Wednesday’s announcement comes more than two years after S.C. Judge Michael Baxley, after a non-jury trial, found that the state Department of Corrections was so substandard in treating mentally ill inmates that the treatment was unconstitutional and amounted to cruel and unusual punishment.
“Evidence in this case has proved that inmates have died in the S.C. Department of Corrections lack of basic mental health care,” Judge Michael Baxley wrote in his 45-page order, filed in January 2014.
Baxley, of Hartsville, called the lawsuit “the most troubling” of the 70,000 cases he has handled in his 14 years on the bench.

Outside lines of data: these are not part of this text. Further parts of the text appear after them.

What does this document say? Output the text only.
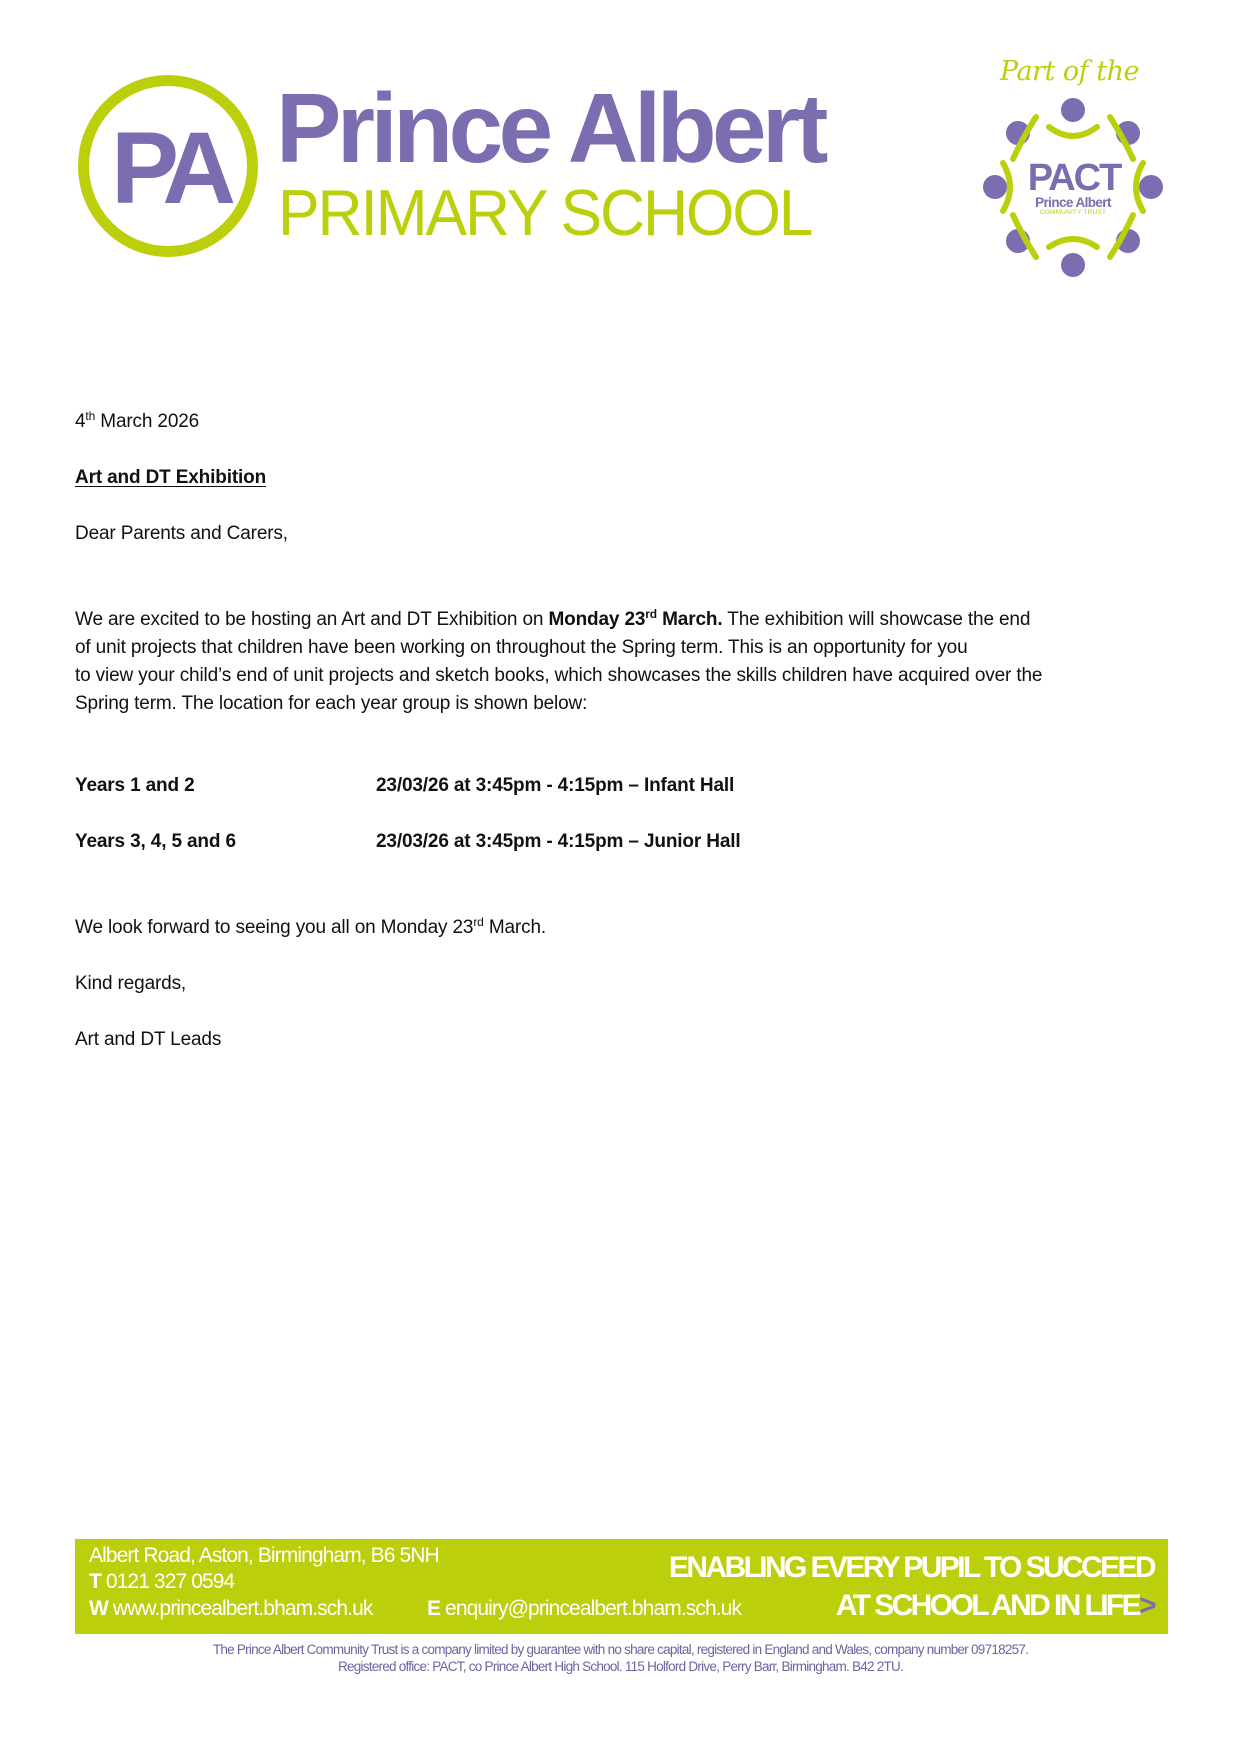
PA Prince Albert
PRIMARY SCHOOL
Part of the
PACT
Prince Albert
COMMUNITY TRUST
4th March 2026
Art and DT Exhibition
Dear Parents and Carers,
We are excited to be hosting an Art and DT Exhibition on Monday 23rd March. The exhibition will showcase the end
of unit projects that children have been working on throughout the Spring term. This is an opportunity for you
to view your child’s end of unit projects and sketch books, which showcases the skills children have acquired over the
Spring term. The location for each year group is shown below:
Years 1 and 2	23/03/26 at 3:45pm - 4:15pm – Infant Hall
Years 3, 4, 5 and 6	23/03/26 at 3:45pm - 4:15pm – Junior Hall
We look forward to seeing you all on Monday 23rd March.
Kind regards,
Art and DT Leads
Albert Road, Aston, Birmingham, B6 5NH
T 0121 327 0594
W www.princealbert.bham.sch.uk	E enquiry@princealbert.bham.sch.uk
ENABLING EVERY PUPIL TO SUCCEED
AT SCHOOL AND IN LIFE>
The Prince Albert Community Trust is a company limited by guarantee with no share capital, registered in England and Wales, company number 09718257.
Registered office: PACT, co Prince Albert High School. 115 Holford Drive, Perry Barr, Birmingham. B42 2TU.
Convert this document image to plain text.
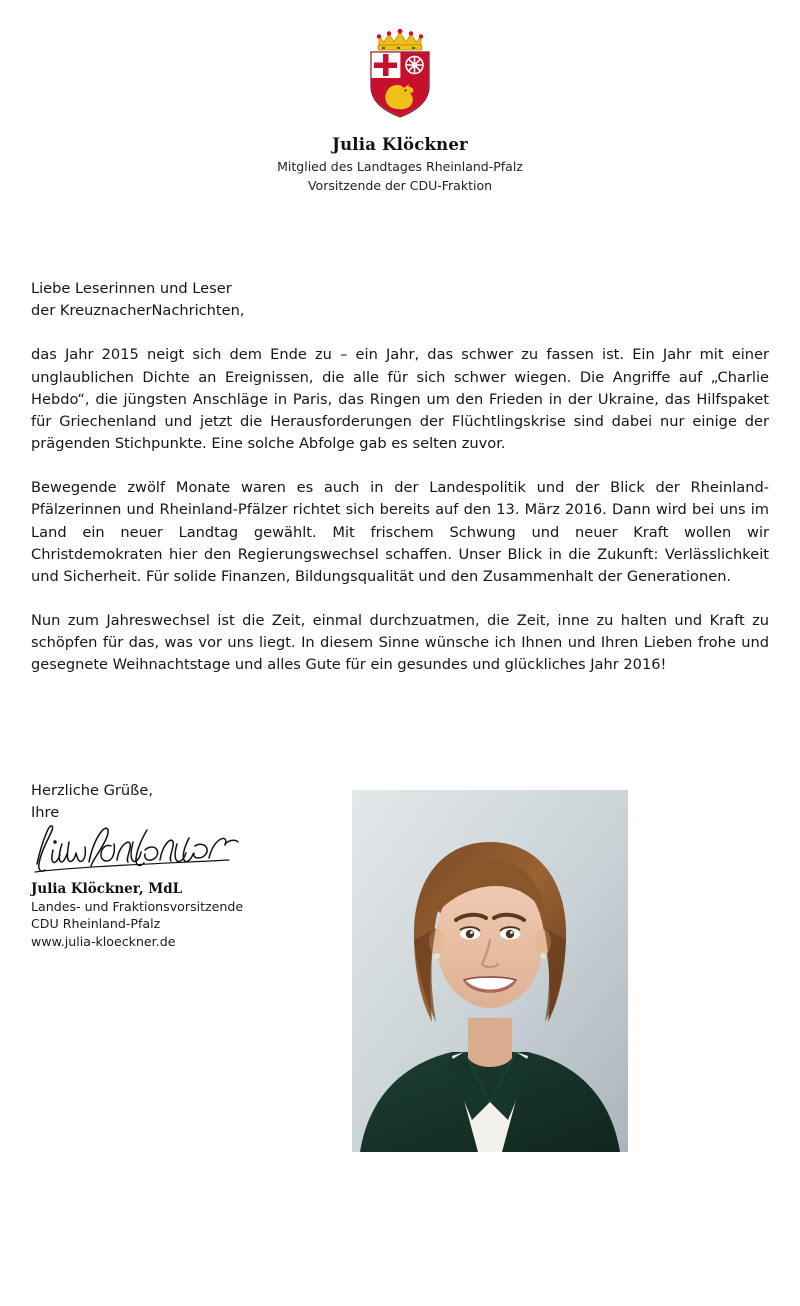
Julia Klöckner
Mitglied des Landtages Rheinland-Pfalz
Vorsitzende der CDU-Fraktion
Liebe Leserinnen und Leser
der KreuznacherNachrichten,

das Jahr 2015 neigt sich dem Ende zu – ein Jahr, das schwer zu fassen ist. Ein Jahr mit einer unglaublichen Dichte an Ereignissen, die alle für sich schwer wiegen. Die Angriffe auf „Charlie Hebdo“, die jüngsten Anschläge in Paris, das Ringen um den Frieden in der Ukraine, das Hilfspaket für Griechenland und jetzt die Herausforderungen der Flüchtlingskrise sind dabei nur einige der prägenden Stichpunkte. Eine solche Abfolge gab es selten zuvor.

Bewegende zwölf Monate waren es auch in der Landespolitik und der Blick der Rheinland-Pfälzerinnen und Rheinland-Pfälzer richtet sich bereits auf den 13. März 2016. Dann wird bei uns im Land ein neuer Landtag gewählt. Mit frischem Schwung und neuer Kraft wollen wir Christdemokraten hier den Regierungswechsel schaffen. Unser Blick in die Zukunft: Verlässlichkeit und Sicherheit. Für solide Finanzen, Bildungsqualität und den Zusammenhalt der Generationen.

Nun zum Jahreswechsel ist die Zeit, einmal durchzuatmen, die Zeit, inne zu halten und Kraft zu schöpfen für das, was vor uns liegt. In diesem Sinne wünsche ich Ihnen und Ihren Lieben frohe und gesegnete Weihnachtstage und alles Gute für ein gesundes und glückliches Jahr 2016!

Herzliche Grüße,
Ihre
Julia Klöckner, MdL
Landes- und Fraktionsvorsitzende
CDU Rheinland-Pfalz
www.julia-kloeckner.de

“Hundreds more remain substantially at risk for serious physical injury, mental decompensation, and profound, permanent mental illness,” wrote Baxley. He cited numerous individual cases as evidence of “a system that is inherently flawed in many respects, understaffed, underfunded and inadequate.”
He found that evidence in the case showed that for more than 10 years, the state prison system has known “its mental health program is systemically deficient and exposes seriously mentally ill inmates to a substantial risk of serious harm.”
The settlement had its origins in a class action lawsuit filed in 2005 in circuit court in Richland County. Several prison inmates –identified only by their initials as well as Protection and Advocacy for People with Disabilities – brought the lawsuit.
“We are now eight years into this litigation. Rather than accept the obvious at some point and come forward in a meaningful way to try and improve its mental healthy system, Defendants have fought this case tooth and nail – on the facts, on the law, on the constitutional issues,” Baxley wrote.
“The hundreds of thousands of tax dollars spent defending this lawsuit, at trial and most likely now on appeal, would be better expended to improve mental health services delivery at SCDC.”
It could not be learned how much taxpayer money was spent fighting the lawsuit. Prison officials hired the Columbia law firm of Davidson & Lindemann to defend the agency. Agency private lawyers had contended at trial that any abuses cited by the plaintiffs were extreme and that the court did not have the authority to tell the state prison system what to do.
The lawsuit did not seek damages, but only to force the state prison department to develop and fund a “reasonable and adequate system for the mental health care of inmates suffering from mental illness,” according to a complaint in the case.
There were no immediate estimates on how much it would cost the state to upgrade treatment for seriously mentally ill inmates.
The judge’s order marks a clear turning point of a 11-year legal saga for prisoners and Protection and Advocacy for People With Disabilities, who brought the suit, as well as for Columbia’s Nelson Mullins law firm, which has handled the case for free.
The case is apparently the most sweeping legal victory for inmates’ rights in South Carolina since the case of inmate Gary Wayne Nelson vs. Leeke in the early 1980s.
At that time, Nelson’s class action lawsuit in federal court forced the overcrowded state prison system to sharply upgrade conditions in sleeping areas, build new prisons, limit overcrowding, improve staffing and upgrade health services, fire safety and sanitation. Following that lawsuit, the state spent more than $200 million to build five prisons and make other substantial upgrades.
The state had long resisted improvements before the Nelson verdict.
The mental illness case actually began in 2002, when Nelson Mullins lawyers were approached by the Protection and Advocacy group and the Death Penalty Resources Center, both of which had clients suffering from mental illness who were in the prison system.
In 2005, Nelson Mullins filed suit on behalf of several inmates and the Protection and Advocacy group.
In 2012, the case went to trial. Over five weeks, some 15 inmates and three experts testified for the plaintiffs, and another dozen or so testified for the Department of Corrections.
Over the years, Nelson Mullins estimates, its lawyers and paralegals spent at least 43,000 hours on the case – time that would have cost about $9 million.